To understand the remote counting and grouping feature, it is recommended to read performance and understanding the FDW mechanism first.
The remote grouping and counting feature allows to set a flag in bigquery_fdw to defer the grouping and counting of rows to BigQuery instead of PostgreSQL.
PostgreSQL 10 implements push down aggregates to remote servers:
"it's possible for foreign data wrappers to arrange to push aggregates to the remote side instead of fetching all of the rows and aggregating them locally.
This figures to be a massive win for performance, so teach postgres_fdw to do it."
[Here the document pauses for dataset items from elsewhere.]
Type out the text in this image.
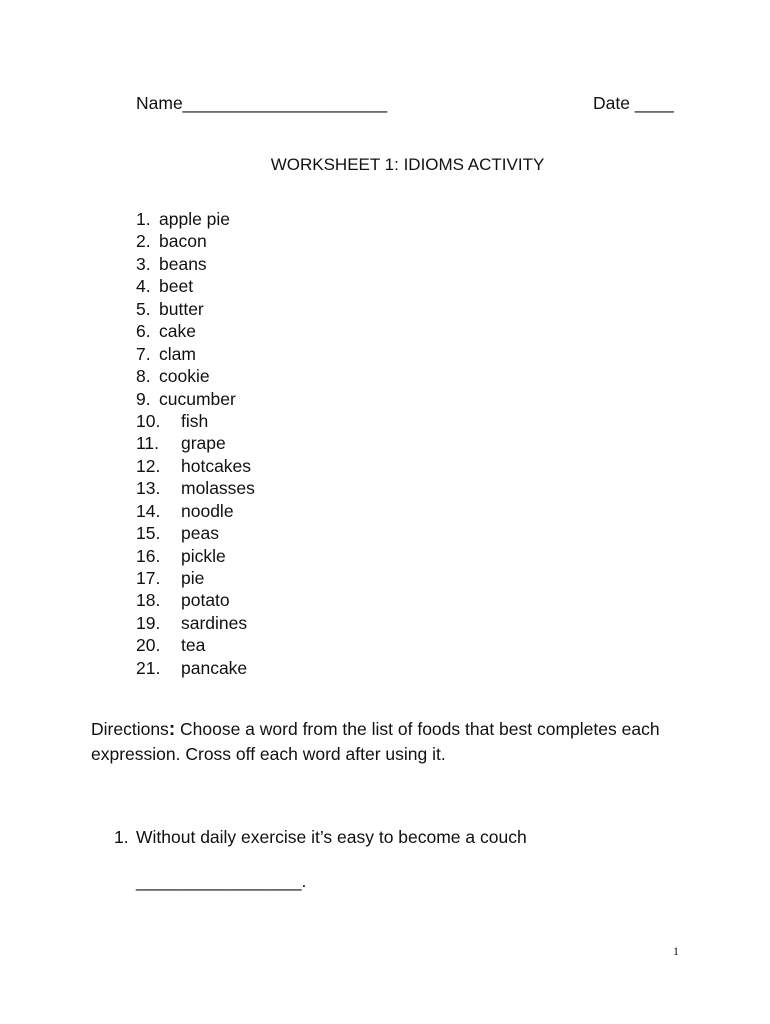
Name_____________________	Date ____
WORKSHEET 1: IDIOMS ACTIVITY
1. apple pie
2. bacon
3. beans
4. beet
5. butter
6. cake
7. clam
8. cookie
9. cucumber
10. fish
11. grape
12. hotcakes
13. molasses
14. noodle
15. peas
16. pickle
17. pie
18. potato
19. sardines
20. tea
21. pancake
Directions: Choose a word from the list of foods that best completes each expression. Cross off each word after using it.
1. Without daily exercise it’s easy to become a couch
_________________.
1
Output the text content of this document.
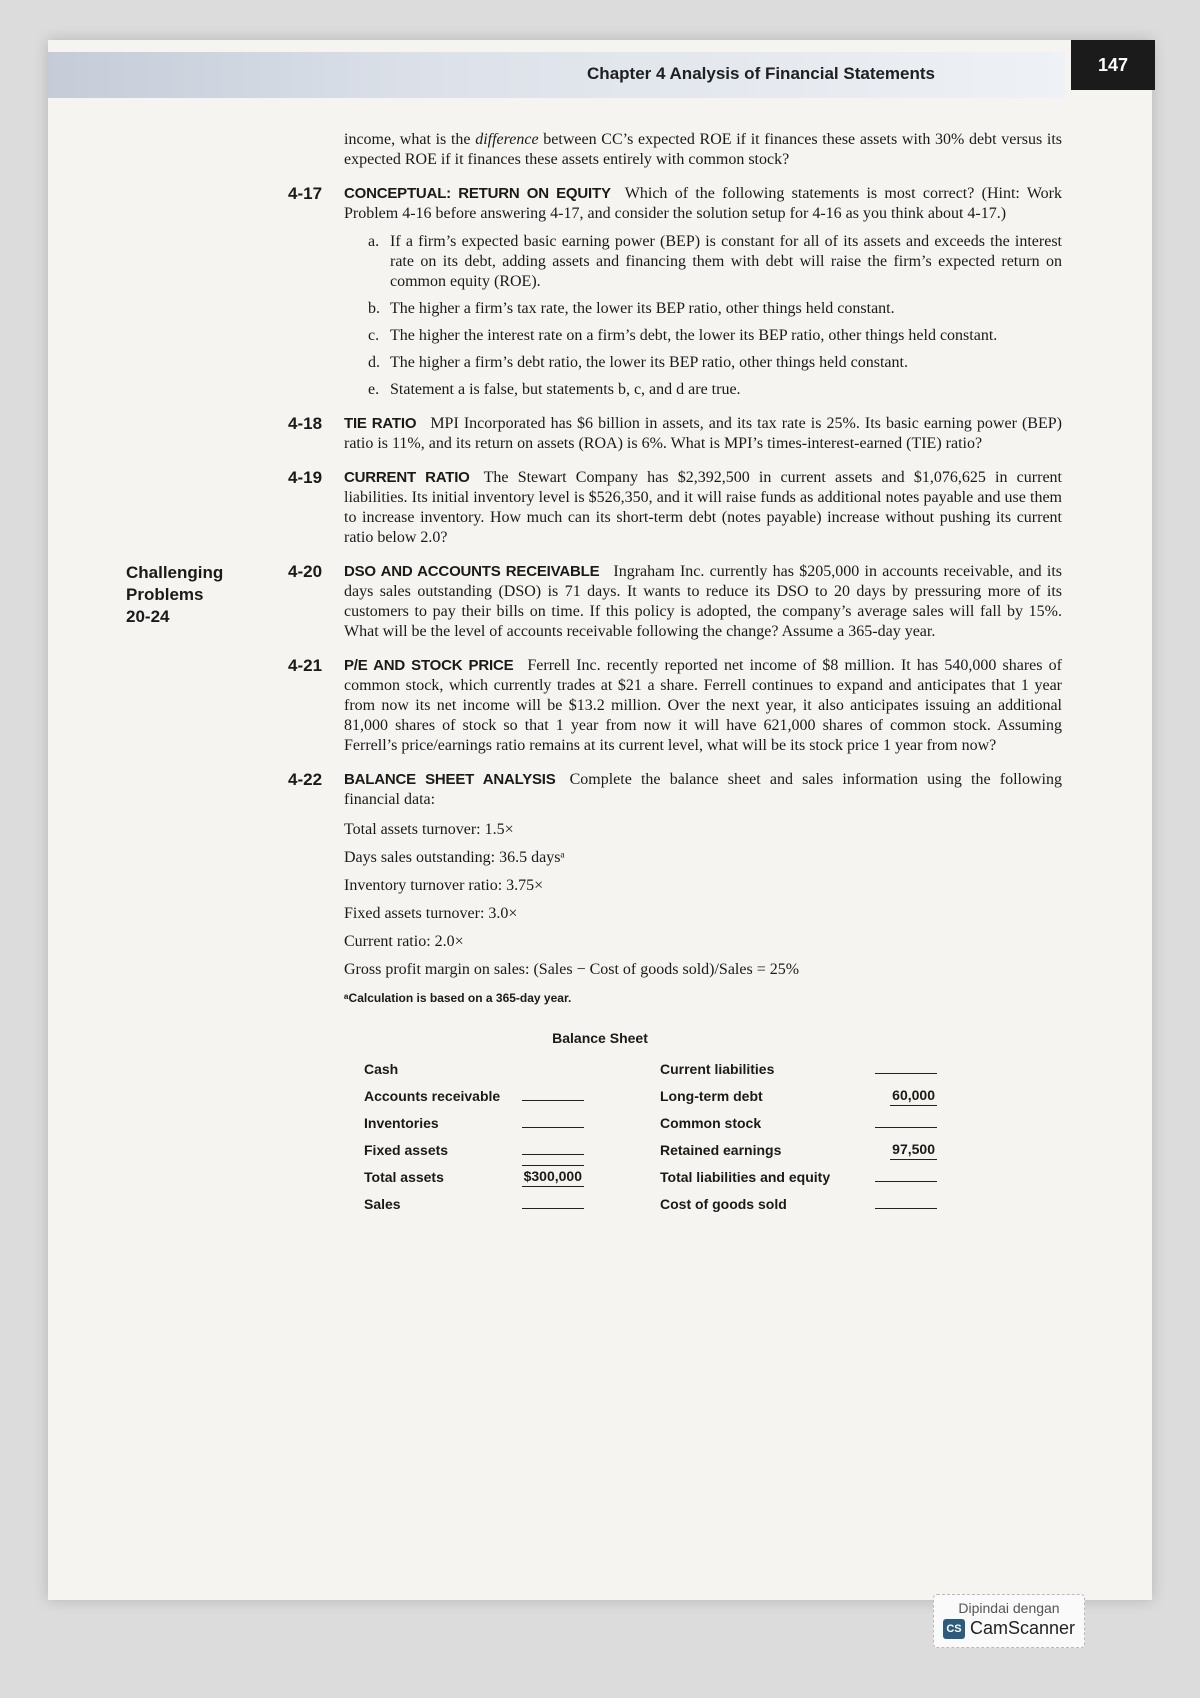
Chapter 4 Analysis of Financial Statements	147

income, what is the difference between CC’s expected ROE if it finances these assets with 30% debt versus its expected ROE if it finances these assets entirely with common stock?

4-17 CONCEPTUAL: RETURN ON EQUITY Which of the following statements is most correct? (Hint: Work Problem 4-16 before answering 4-17, and consider the solution setup for 4-16 as you think about 4-17.)
a. If a firm’s expected basic earning power (BEP) is constant for all of its assets and exceeds the interest rate on its debt, adding assets and financing them with debt will raise the firm’s expected return on common equity (ROE).
b. The higher a firm’s tax rate, the lower its BEP ratio, other things held constant.
c. The higher the interest rate on a firm’s debt, the lower its BEP ratio, other things held constant.
d. The higher a firm’s debt ratio, the lower its BEP ratio, other things held constant.
e. Statement a is false, but statements b, c, and d are true.
4-18 TIE RATIO MPI Incorporated has $6 billion in assets, and its tax rate is 25%. Its basic earning power (BEP) ratio is 11%, and its return on assets (ROA) is 6%. What is MPI’s times-interest-earned (TIE) ratio?
4-19 CURRENT RATIO The Stewart Company has $2,392,500 in current assets and $1,076,625 in current liabilities. Its initial inventory level is $526,350, and it will raise funds as additional notes payable and use them to increase inventory. How much can its short-term debt (notes payable) increase without pushing its current ratio below 2.0?
Challenging
Problems
20-24
4-20 DSO AND ACCOUNTS RECEIVABLE Ingraham Inc. currently has $205,000 in accounts receivable, and its days sales outstanding (DSO) is 71 days. It wants to reduce its DSO to 20 days by pressuring more of its customers to pay their bills on time. If this policy is adopted, the company’s average sales will fall by 15%. What will be the level of accounts receivable following the change? Assume a 365-day year.
4-21 P/E AND STOCK PRICE Ferrell Inc. recently reported net income of $8 million. It has 540,000 shares of common stock, which currently trades at $21 a share. Ferrell continues to expand and anticipates that 1 year from now its net income will be $13.2 million. Over the next year, it also anticipates issuing an additional 81,000 shares of stock so that 1 year from now it will have 621,000 shares of common stock. Assuming Ferrell’s price/earnings ratio remains at its current level, what will be its stock price 1 year from now?
4-22 BALANCE SHEET ANALYSIS Complete the balance sheet and sales information using the following financial data:
Total assets turnover: 1.5×
Days sales outstanding: 36.5 daysᵃ
Inventory turnover ratio: 3.75×
Fixed assets turnover: 3.0×
Current ratio: 2.0×
Gross profit margin on sales: (Sales − Cost of goods sold)/Sales = 25%
ᵃCalculation is based on a 365-day year.
Balance Sheet
Cash			Current liabilities	
Accounts receivable			Long-term debt	60,000
Inventories			Common stock	
Fixed assets			Retained earnings	97,500
Total assets	$300,000		Total liabilities and equity	
Sales			Cost of goods sold	
Dipindai dengan
CS CamScanner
Once this feature is implemented in Multicorn it will become possible to add it to bigquery_fdw as well.
CREATE FOREIGN TABLE table_name (
[...]
_fdw_count bigint -- <-- Pseudo column to count results
) SERVER bigquery_srv
OPTIONS (
[...]
fdw_group 'true' -- <-- Flag to automatically group columns
);
test=# DROP FOREIGN TABLE tmp;
test=# CREATE FOREIGN TABLE tmp (
country_code text
) SERVER bigquery_srv
OPTIONS (
fdw_dataset 'my_dataset',
fdw_table 'my_table'
);
test=# SELECT country_code, count(*)
FROM tmp
GROUP BY country_code
ORDER BY count(*) DESC
LIMIT 10;
country_code | count
--------------+-------
US | 25930
FR | 20006
DE | 8919
IT | 7579
GB | 6457
AU | 6037
BR | 5300
CA | 4310
ES | 4004
PL | 3567
(10 rows)
Time: 8096.112 ms
This produced the following query in BigQuery:
SELECT country_code
FROM my_dataset.my_table
test=# DROP FOREIGN TABLE tmp;
test=# CREATE FOREIGN TABLE tmp (
country_code text,
_fdw_count bigint -- <-- Pseudo column to count results
) SERVER bigquery_srv
OPTIONS (
fdw_dataset 'my_dataset',
fdw_table 'my_table',
fdw_group 'true' -- <-- Flag to automatically group columns
);
test=# SELECT country_code,
_fdw_count -- <-- Replaces `count(*)`
FROM geos_gp
GROUP BY country_code,
_fdw_count -- <-- Has to be included in `GROUP BY`
ORDER BY _fdw_count DESC -- <-- Replaces `count(*)
LIMIT 10;
country_code | _fdw_count
--------------+------------
US | 25930
FR | 20006
DE | 8919
IT | 7579
GB | 6457
AU | 6037
BR | 5300
CA | 4310
ES | 4004
PL | 3567
(10 rows)
Time: 2464.072 ms
This produced the following query in BigQuery:
SELECT country_code, count(*) as _fdw_count
FROM my_dataset.my_table
GROUP BY country_code
With remote counting and grouping, the query is 3.28 times faster. The larger the tables, the greatest the performance improvement will be.